Never forget to warm up. It warms up your muscles, saturates them with blood, prepares them for work. Jump over the rope, run, bend forward and to the sides. Warming up will make your exercise more effective and safer.

Step 2

Let's start the exercises with tasks for the upper abdominal press - the same broad muscle that starts from the chest and ends at the pubic bone. Stretch out on the mat, place your hands behind your ears, and relax your neck. Do the textbook "lying torso raises", but do them correctly. Lift up with your abdominal muscles. Do not use a push impulse. Hold for a couple of seconds at maximum and slowly lower yourself onto your back, do not "throw" your body. Bring the number of exercises to 20, do several approaches.

Step 3

The next is the lower abdomen, the future "flat stomach". Take the same position as described above. Raise your legs and bend them at right angles - your thighs are perpendicular to the floor and your shins are parallel.
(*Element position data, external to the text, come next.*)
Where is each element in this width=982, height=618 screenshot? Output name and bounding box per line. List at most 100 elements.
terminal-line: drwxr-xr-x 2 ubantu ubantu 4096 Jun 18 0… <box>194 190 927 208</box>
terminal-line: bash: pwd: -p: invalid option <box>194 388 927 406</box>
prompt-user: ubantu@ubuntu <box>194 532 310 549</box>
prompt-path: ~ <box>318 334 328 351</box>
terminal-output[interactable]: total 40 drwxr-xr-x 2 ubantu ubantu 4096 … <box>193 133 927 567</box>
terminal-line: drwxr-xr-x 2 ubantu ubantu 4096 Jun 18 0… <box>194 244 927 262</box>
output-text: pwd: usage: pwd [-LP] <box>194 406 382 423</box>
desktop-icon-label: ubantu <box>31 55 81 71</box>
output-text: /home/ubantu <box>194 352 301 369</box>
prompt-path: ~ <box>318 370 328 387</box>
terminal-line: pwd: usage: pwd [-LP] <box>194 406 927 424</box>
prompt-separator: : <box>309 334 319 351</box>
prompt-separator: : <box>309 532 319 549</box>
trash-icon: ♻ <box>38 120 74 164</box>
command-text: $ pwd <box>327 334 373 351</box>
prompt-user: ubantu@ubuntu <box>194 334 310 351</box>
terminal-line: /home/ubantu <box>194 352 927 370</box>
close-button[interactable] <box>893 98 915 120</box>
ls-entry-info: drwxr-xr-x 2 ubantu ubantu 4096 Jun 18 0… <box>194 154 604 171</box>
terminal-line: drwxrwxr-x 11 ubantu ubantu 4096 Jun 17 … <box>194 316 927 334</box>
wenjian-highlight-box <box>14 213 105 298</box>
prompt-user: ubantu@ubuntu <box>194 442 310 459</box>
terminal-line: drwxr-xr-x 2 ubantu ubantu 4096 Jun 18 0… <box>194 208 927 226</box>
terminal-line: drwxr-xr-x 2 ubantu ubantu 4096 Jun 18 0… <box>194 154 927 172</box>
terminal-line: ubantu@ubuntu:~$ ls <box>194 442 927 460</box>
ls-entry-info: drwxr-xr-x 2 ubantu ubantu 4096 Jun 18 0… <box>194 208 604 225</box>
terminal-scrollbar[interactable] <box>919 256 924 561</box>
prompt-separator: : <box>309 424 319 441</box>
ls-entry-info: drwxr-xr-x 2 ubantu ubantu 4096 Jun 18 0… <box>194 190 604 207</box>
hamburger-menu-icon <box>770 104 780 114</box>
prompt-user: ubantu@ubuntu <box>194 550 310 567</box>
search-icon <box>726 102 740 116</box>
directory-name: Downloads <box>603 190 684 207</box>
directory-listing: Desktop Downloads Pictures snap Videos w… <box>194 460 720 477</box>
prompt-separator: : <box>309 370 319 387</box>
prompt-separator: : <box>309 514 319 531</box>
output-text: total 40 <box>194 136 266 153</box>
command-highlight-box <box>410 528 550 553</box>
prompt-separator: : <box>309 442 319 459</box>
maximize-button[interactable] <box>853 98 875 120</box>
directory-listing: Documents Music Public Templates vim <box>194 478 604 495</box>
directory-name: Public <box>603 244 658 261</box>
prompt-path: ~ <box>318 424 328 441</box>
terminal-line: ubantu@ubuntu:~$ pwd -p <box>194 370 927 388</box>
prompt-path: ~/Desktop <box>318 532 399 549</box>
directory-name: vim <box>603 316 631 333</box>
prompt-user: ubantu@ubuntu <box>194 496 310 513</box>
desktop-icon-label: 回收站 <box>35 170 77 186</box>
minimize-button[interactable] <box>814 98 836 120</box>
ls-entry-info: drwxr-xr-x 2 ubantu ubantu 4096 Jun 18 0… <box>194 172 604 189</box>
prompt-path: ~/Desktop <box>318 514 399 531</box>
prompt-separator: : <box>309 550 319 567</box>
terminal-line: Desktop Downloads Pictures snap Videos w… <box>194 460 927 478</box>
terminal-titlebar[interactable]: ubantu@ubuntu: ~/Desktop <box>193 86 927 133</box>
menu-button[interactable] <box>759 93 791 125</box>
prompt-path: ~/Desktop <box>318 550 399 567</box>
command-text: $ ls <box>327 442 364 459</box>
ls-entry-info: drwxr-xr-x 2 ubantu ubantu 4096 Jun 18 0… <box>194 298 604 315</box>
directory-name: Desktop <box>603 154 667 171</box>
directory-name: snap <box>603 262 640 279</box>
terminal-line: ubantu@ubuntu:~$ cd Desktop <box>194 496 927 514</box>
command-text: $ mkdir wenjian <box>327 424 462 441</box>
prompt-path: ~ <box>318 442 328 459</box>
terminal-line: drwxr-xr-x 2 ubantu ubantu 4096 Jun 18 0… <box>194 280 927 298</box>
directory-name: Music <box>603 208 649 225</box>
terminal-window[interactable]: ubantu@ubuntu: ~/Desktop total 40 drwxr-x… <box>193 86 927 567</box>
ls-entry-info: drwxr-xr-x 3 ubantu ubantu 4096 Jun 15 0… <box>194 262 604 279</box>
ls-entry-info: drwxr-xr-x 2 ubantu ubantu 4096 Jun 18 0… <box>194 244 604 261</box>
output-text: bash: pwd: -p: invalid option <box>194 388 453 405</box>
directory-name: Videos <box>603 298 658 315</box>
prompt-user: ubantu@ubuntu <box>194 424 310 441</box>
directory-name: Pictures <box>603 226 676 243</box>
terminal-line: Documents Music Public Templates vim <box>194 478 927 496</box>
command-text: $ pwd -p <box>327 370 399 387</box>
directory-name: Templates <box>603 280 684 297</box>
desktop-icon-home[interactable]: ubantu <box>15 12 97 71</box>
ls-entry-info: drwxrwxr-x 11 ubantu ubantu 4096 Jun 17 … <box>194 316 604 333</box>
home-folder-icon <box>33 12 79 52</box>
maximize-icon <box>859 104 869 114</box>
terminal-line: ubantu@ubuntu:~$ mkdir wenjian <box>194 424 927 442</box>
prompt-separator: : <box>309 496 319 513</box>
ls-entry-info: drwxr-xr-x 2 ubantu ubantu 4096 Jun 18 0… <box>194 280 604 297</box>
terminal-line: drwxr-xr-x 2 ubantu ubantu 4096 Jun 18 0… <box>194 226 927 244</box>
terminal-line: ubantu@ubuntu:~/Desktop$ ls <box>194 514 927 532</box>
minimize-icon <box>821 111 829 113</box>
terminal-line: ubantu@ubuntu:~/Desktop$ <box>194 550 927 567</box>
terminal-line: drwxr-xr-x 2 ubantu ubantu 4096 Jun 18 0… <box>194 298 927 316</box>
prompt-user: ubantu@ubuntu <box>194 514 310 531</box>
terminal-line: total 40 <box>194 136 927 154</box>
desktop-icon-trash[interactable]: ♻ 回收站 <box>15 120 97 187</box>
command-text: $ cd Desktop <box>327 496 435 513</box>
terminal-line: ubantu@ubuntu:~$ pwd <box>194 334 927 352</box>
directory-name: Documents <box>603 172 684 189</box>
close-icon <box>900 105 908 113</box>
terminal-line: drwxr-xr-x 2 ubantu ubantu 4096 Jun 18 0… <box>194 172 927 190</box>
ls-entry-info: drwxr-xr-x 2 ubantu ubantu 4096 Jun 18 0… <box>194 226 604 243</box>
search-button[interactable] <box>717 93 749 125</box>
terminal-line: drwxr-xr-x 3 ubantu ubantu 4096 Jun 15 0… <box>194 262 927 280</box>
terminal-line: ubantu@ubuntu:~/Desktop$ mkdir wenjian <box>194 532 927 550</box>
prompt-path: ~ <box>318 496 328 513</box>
We slowly raise our hips and pull them forward - no jerks, we do everything slowly and smoothly. We lower it just as slowly. If we dropped our legs to the floor, then the exercise was completed only halfway.

Step 4

The obliques are the "frame" for your ideal abs. They bring to the fore the spectacularly pumped rectus abdominis and shape the contour of your body from the pelvis to the chest. We will slightly change the position of the body - also lying down, bend one leg at the knee and put it on the other so that its lower leg is placed on the knee. Place your opposite hand behind your head and set your elbow to the side. Place your other hand on your waist. We begin to rise and pull the shoulder to the knee, but in no case is it the other way around. We descend slowly. We do the exercise the required number of times and change the arms and legs. We start all over again.